Overall, there are more than 60,000 so-called "black cars"—NYC-speak for a for-hire vehicle that must be summoned by some sort of dispatcher or app—roaming the streets of the five boroughs, according to city data. Uber vehicles make up the largest percentage of that, with around 46,000 of those. There are just 13,687 yellow cabs in the city.
"Ride-hailing apps have gained a huge market share in a short period of time," Evan Rawley, associate professor of management at the Columbia Business School, told the Times. "They have expanded the market, but also stolen share from taxicabs."
Indeed, city data seems to bear that assertion out. Taxis made an average of 336,737 trips per day in November 2016—a 27 percent drop from six years earlier, when yellow cabs averaged 463,701 journeys a day.
In contrast, ride-hailing services in the city racked up roughly 311,000 average daily trips during a similar period. Uber-affiliated cars alone averaged 226,046 trips per day last October; Lyft-affilated vehicles averaged 35,908 daily rides that same month, according to city data. Ride-hailing service Via racked up an average of 21,698 trips per day, while upstart service Juno rang in 20,426, and VW-backed Gett averaged 7,227.
The value of tax medallions, which give drivers the right to drive a yellow cab in the city, has taken a precipitous dive since Uber and its ilk arrived. At the peak of their value in 2014, just before ride-hailing services began to arrive on the scene, an NYC taxi medallion was worth around $1.3 million; today, they are listed for as little as $250,000.
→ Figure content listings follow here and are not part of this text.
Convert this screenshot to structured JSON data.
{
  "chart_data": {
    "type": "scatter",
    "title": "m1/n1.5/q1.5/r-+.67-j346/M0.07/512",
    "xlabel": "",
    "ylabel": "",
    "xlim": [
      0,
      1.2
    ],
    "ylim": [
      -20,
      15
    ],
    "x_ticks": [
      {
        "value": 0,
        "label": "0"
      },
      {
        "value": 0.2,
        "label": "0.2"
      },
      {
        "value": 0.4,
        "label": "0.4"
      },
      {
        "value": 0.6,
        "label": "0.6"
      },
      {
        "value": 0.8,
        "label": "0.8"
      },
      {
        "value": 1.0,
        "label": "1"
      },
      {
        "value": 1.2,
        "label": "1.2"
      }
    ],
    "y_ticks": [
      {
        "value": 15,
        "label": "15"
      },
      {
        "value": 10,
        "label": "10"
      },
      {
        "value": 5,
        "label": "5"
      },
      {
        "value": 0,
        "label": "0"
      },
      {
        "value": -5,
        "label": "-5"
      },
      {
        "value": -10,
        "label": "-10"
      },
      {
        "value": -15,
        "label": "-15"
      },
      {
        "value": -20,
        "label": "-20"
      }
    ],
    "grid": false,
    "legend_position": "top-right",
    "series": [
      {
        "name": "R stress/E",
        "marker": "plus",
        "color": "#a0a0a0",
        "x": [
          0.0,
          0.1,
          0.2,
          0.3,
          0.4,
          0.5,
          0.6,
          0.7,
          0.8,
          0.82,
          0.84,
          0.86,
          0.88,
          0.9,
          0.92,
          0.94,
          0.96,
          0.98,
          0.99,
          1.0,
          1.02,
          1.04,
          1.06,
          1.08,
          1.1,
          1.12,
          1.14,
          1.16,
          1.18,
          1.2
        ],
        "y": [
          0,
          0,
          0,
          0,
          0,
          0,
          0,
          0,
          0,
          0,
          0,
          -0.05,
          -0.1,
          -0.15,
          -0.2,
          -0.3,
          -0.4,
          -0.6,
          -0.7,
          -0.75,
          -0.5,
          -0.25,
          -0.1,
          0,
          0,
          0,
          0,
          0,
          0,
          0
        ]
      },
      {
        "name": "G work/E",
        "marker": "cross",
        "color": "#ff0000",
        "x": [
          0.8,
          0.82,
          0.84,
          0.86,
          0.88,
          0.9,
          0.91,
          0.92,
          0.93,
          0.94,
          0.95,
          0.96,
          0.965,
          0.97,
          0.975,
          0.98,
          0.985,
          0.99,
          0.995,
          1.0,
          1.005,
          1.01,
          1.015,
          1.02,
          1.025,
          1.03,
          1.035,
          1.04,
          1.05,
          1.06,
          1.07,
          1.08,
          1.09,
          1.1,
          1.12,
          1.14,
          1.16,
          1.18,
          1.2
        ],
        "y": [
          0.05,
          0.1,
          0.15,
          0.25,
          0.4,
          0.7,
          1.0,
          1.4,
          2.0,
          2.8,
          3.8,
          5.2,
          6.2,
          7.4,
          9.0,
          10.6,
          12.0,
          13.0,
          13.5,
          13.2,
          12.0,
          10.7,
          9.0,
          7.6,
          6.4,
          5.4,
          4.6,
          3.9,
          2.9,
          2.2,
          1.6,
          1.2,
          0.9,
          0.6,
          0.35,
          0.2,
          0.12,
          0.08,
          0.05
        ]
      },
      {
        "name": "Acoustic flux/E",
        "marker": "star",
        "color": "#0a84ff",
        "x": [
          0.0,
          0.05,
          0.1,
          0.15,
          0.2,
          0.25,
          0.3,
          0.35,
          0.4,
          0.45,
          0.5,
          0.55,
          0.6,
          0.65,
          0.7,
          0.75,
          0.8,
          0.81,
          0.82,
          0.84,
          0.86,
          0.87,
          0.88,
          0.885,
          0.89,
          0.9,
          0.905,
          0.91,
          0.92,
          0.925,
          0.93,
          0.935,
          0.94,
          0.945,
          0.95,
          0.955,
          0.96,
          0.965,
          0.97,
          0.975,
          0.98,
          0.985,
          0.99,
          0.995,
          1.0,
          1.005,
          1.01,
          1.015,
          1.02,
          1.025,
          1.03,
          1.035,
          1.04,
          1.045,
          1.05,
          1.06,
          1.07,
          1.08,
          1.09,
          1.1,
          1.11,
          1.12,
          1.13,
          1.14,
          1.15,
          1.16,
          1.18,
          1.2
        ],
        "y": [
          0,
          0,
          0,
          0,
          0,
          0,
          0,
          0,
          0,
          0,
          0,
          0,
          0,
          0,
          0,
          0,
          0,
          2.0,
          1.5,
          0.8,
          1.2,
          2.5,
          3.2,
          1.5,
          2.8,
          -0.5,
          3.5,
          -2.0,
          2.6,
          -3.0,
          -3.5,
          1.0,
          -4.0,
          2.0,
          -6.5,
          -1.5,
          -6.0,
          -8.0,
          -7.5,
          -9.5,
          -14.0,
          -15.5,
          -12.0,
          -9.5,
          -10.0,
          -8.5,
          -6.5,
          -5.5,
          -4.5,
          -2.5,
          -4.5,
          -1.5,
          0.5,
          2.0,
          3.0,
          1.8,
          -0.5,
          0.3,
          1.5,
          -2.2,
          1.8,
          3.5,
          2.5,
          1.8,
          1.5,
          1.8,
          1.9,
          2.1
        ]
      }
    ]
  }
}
In the face of this futuristic threat, at least some of New York's taxi industry is hoping to stick around through nostalgia power. "Uber is the same everywhere — there is nothing ‘New York’ about them — kind of like McDonald’s or Starbucks," Metropolitan Taxicab Board of Trade spokesperson Michael Woloz told the Times. "But yellow taxis are unique to New York City and, while maybe a little retro, they are as vital and soulful as ever.”